Speech is actually the sound that comes out of our mouths. Language is the understanding of what the words mean. When a child’s language or speech is developing in the right sequence, but at a slower rate, a child is said to have a speech or language delay.
“Delayed speech or language development is the most common developmental problem. It affects five to ten percent of preschool kids.” (1)
The American Speech-Language-Hearing Association says that any “speech or language problem is likely to have a significant effect on the child’s social and academic skills and behavior.”
Causes of speech and language delays
As with most things, there isn’t just one root cause of speech and/or language delays. Causes may include:
• Language-based learning disability
• Hearing loss
• Intellectual disability
• Neglect or abuse or lack of exposure to language and speech
• Being born prematurely
• Auditory processing disorder
• Neurological conditions such as cerebral palsy, muscular dystrophy
• Cleft lip, or left lip and palate, as well as other structural issues
• Speech apraxia
• Selective mutism
Does my child really have a speech delay? Or is she just a late bloomer?
The key, here, is to look at your child’s ability to communicate overall, and not just whether or not he or she is using words. Your child may not say much, but he/she should still be able to indicate to you what he or she wants.

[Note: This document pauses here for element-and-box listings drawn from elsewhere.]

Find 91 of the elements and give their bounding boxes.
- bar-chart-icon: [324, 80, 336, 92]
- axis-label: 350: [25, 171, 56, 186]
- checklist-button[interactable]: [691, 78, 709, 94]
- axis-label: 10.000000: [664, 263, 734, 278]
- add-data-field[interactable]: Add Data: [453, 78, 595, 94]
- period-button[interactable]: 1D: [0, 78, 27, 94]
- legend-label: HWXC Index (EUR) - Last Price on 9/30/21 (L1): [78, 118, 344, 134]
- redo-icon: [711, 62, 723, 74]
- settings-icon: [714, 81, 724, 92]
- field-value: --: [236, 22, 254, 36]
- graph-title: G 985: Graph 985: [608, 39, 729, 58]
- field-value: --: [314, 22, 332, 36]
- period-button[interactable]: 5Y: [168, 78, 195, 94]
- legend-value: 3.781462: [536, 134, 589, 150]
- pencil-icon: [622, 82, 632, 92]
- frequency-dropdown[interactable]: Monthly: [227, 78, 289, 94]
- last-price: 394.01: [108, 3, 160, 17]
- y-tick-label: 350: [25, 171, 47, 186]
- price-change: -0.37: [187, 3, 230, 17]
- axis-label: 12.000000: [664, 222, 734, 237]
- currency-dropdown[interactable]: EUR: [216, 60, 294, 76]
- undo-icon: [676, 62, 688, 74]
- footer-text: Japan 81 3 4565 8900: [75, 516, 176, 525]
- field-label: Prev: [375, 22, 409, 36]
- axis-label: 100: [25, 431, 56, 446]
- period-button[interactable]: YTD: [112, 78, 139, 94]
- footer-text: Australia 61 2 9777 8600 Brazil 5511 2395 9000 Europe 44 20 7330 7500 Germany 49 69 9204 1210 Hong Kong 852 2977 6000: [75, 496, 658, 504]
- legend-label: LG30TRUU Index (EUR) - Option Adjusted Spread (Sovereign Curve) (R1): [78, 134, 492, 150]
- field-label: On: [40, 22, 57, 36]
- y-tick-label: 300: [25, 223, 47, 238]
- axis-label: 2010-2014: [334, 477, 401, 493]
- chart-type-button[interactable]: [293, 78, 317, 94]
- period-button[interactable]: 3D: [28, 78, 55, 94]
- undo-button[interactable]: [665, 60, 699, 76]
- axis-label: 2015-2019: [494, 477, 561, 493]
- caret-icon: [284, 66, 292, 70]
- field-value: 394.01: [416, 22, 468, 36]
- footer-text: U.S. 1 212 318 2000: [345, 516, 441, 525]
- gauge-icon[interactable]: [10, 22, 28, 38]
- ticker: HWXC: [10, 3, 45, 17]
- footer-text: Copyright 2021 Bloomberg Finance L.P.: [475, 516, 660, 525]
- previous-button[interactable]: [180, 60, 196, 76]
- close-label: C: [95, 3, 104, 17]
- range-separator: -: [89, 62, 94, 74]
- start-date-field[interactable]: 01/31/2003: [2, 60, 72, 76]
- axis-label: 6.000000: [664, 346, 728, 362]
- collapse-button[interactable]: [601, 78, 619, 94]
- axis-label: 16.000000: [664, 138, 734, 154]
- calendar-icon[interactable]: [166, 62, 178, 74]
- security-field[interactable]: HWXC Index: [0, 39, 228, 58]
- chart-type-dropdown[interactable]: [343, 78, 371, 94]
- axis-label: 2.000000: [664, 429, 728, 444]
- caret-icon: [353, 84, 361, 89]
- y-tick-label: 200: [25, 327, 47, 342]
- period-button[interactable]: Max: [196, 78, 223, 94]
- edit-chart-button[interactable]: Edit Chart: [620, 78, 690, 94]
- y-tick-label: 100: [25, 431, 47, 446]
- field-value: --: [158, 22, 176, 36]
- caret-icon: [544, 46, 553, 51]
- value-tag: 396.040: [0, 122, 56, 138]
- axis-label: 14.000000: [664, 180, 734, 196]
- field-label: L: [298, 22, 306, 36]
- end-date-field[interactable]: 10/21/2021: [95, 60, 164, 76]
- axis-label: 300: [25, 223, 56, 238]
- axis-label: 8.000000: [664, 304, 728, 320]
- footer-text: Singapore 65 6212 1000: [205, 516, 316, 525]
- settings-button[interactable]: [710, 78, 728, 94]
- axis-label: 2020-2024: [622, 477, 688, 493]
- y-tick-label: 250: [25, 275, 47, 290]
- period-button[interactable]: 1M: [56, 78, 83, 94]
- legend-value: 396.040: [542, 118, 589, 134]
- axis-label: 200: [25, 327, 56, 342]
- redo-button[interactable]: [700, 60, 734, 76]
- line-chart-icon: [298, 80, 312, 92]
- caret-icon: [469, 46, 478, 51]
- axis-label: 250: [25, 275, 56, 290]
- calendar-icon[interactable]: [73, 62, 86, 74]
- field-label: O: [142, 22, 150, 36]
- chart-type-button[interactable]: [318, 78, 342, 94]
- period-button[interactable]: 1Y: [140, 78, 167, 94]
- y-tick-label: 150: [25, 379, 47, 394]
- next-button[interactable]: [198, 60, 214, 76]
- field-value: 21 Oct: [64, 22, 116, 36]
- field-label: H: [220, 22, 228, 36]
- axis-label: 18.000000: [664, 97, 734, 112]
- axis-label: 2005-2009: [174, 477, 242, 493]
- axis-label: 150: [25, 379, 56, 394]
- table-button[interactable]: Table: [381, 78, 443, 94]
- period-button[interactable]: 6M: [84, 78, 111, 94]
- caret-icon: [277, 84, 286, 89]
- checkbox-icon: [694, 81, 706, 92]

The American Speech-Language-Hearing Association has a list of age-related speech and language milestones that you can review here.
Toronto Preschool Speech and Language Services (Canada) also has a communication checklist that’s available in several different languages: here.
These are the things that, on average, most monolingual speaking children will accomplish by the upper age in that age range. Remember that just because your child is not able to do one of the skills does not mean there is a speech or language delay.